Add `ParquetMetaDataBuilder` #6466

alamb · 2024-09-26T15:26:48Z

Which issue does this PR close?

Closes #6465

Rationale for this change

At the moment it is

awkward to modify ParquetMetaData (you have to re-create it from its constitutent fields)
and there is no way to avoid clone'ing when trying to modify it

See #6465 for more rationale

What changes are included in this PR?

Add ParquetMetaDataBuilder
Add documentation and examples
Update code that modifies ParquetMetaData to use ParquetMetadataBuilder (which requires fewer clones) so might be marginally faster

Are there any user-facing changes?

wiedld

If you are planning to eventually deprecate the non-builder ParquetMetaData::new*, then this would also need to be switched to the builder.

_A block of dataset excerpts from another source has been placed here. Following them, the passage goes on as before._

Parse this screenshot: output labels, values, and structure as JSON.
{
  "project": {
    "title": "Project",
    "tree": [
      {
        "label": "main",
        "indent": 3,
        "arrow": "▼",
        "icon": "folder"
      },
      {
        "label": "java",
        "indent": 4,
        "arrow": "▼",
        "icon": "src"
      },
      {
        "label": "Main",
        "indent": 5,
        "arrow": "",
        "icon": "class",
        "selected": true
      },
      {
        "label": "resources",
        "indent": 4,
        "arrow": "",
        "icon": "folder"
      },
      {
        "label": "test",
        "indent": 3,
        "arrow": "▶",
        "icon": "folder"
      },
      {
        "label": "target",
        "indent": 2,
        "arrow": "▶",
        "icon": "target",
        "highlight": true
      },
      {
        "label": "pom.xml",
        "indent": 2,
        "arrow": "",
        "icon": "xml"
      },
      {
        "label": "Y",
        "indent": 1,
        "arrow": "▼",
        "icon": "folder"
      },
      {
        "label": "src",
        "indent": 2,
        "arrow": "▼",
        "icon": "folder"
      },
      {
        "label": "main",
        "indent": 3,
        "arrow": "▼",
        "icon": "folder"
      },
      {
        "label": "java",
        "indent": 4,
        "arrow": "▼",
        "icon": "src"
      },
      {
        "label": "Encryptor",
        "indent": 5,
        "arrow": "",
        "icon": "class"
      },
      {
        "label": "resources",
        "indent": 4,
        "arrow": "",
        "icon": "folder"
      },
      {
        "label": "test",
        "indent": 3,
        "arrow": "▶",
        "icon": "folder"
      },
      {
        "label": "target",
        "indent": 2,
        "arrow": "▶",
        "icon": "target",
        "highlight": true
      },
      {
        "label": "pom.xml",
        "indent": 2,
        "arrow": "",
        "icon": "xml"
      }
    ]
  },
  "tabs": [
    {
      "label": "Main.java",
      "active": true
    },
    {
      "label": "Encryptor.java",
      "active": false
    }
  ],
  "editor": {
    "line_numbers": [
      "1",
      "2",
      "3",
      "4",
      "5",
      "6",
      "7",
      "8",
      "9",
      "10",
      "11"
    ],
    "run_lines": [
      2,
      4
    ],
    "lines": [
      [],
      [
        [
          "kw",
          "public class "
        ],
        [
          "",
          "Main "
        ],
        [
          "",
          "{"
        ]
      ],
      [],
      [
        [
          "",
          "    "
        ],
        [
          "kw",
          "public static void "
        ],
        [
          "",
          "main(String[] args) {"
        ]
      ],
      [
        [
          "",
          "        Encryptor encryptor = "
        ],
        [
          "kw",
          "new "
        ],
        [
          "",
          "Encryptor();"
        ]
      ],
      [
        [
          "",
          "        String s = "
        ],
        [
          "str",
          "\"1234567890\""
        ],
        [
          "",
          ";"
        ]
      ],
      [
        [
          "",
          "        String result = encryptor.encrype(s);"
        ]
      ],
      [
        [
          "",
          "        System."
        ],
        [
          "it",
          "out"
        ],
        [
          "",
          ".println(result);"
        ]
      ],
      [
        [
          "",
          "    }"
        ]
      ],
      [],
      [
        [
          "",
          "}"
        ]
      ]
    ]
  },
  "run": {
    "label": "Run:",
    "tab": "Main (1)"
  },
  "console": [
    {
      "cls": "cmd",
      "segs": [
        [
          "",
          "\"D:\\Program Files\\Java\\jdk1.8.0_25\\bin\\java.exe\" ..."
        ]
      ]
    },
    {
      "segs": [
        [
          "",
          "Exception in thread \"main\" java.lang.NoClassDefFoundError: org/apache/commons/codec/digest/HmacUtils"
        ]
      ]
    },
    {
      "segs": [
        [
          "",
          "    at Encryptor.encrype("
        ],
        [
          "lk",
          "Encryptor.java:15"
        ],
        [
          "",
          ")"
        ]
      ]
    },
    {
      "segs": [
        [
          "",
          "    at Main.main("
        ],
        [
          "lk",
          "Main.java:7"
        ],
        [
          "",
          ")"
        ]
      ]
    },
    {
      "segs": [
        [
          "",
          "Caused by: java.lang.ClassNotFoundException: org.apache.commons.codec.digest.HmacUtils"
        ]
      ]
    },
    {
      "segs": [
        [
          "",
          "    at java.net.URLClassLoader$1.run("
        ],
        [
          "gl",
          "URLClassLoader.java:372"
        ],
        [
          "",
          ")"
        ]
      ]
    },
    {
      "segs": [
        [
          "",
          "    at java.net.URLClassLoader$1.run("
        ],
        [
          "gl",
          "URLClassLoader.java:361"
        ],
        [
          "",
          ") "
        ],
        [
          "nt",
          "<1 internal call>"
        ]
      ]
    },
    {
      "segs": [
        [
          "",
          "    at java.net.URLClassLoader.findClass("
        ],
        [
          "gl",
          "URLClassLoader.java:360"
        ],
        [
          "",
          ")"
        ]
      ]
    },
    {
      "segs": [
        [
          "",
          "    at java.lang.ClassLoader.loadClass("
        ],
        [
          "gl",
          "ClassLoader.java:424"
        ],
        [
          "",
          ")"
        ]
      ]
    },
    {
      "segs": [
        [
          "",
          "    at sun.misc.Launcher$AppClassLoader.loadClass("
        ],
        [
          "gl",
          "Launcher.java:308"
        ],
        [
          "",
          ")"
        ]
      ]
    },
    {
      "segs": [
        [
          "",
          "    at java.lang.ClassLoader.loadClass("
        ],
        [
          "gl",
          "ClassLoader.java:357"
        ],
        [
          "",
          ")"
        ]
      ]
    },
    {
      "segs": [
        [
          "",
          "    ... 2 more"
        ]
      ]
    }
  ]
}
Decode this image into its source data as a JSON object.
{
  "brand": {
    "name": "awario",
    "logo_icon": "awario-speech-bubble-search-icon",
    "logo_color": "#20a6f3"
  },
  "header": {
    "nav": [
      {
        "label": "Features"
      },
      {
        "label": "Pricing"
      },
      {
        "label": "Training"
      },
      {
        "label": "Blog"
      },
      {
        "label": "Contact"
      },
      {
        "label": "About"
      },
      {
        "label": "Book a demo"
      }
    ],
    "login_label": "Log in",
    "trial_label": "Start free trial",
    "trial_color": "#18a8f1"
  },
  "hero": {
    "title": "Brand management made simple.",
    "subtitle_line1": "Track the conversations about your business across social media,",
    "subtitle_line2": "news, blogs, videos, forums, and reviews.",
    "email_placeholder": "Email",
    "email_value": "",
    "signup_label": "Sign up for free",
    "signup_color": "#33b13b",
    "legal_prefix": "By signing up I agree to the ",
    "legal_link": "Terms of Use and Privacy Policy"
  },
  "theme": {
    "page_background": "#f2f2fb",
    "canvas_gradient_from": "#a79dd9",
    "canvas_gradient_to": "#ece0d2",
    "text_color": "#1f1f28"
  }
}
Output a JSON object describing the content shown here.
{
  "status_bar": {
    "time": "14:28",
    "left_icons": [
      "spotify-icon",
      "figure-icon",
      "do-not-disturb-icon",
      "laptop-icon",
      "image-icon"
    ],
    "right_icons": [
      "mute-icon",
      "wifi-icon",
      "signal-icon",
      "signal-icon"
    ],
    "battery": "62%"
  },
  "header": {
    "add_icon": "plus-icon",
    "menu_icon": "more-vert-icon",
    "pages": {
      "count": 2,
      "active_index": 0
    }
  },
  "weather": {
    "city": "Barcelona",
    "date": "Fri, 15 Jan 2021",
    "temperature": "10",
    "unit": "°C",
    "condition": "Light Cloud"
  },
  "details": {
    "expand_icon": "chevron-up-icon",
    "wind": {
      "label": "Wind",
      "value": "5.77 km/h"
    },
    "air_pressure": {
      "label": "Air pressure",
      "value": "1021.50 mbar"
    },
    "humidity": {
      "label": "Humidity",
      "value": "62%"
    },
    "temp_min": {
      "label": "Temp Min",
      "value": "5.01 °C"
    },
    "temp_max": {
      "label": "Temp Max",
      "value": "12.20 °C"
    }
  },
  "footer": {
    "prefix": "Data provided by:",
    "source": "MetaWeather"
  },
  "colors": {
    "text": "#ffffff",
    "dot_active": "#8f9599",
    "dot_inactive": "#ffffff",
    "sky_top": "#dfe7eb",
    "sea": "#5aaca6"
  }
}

alamb · 2024-09-26T15:28:10Z

parquet/src/file/serialized_reader.rs

-        let mut filtered_row_groups = Vec::<RowGroupMetaData>::new();
-        for (i, rg_meta) in row_groups.into_iter().enumerate() {
+
+        // Filter row groups based on the predicates


I think the cleanup of this code (which is modifying the ParquetMetaData) is the best example of why having this API makes sense -- it makes one fewer copies and also I think is quite a bit clearer

alamb · 2024-09-26T15:30:42Z

parquet/src/file/metadata/mod.rs

+    }
+
+    /// Adds a row group to the metadata
+    pub fn add_row_group(mut self, row_group: RowGroupMetaData) -> Self {


these methods follow the exsiting convention of add and set as the other Builders in this crate sucha s

https://docs.rs/parquet/latest/parquet/file/metadata/struct.RowGroupMetaDataBuilder.html

https://docs.rs/parquet/latest/parquet/file/metadata/struct.ColumnChunkMetaDataBuilder.html

alamb · 2024-09-27T10:45:36Z

If you are planning to eventually deprecate the non-builder ParquetMetaData::new*, then this would also need to be switched to the builder.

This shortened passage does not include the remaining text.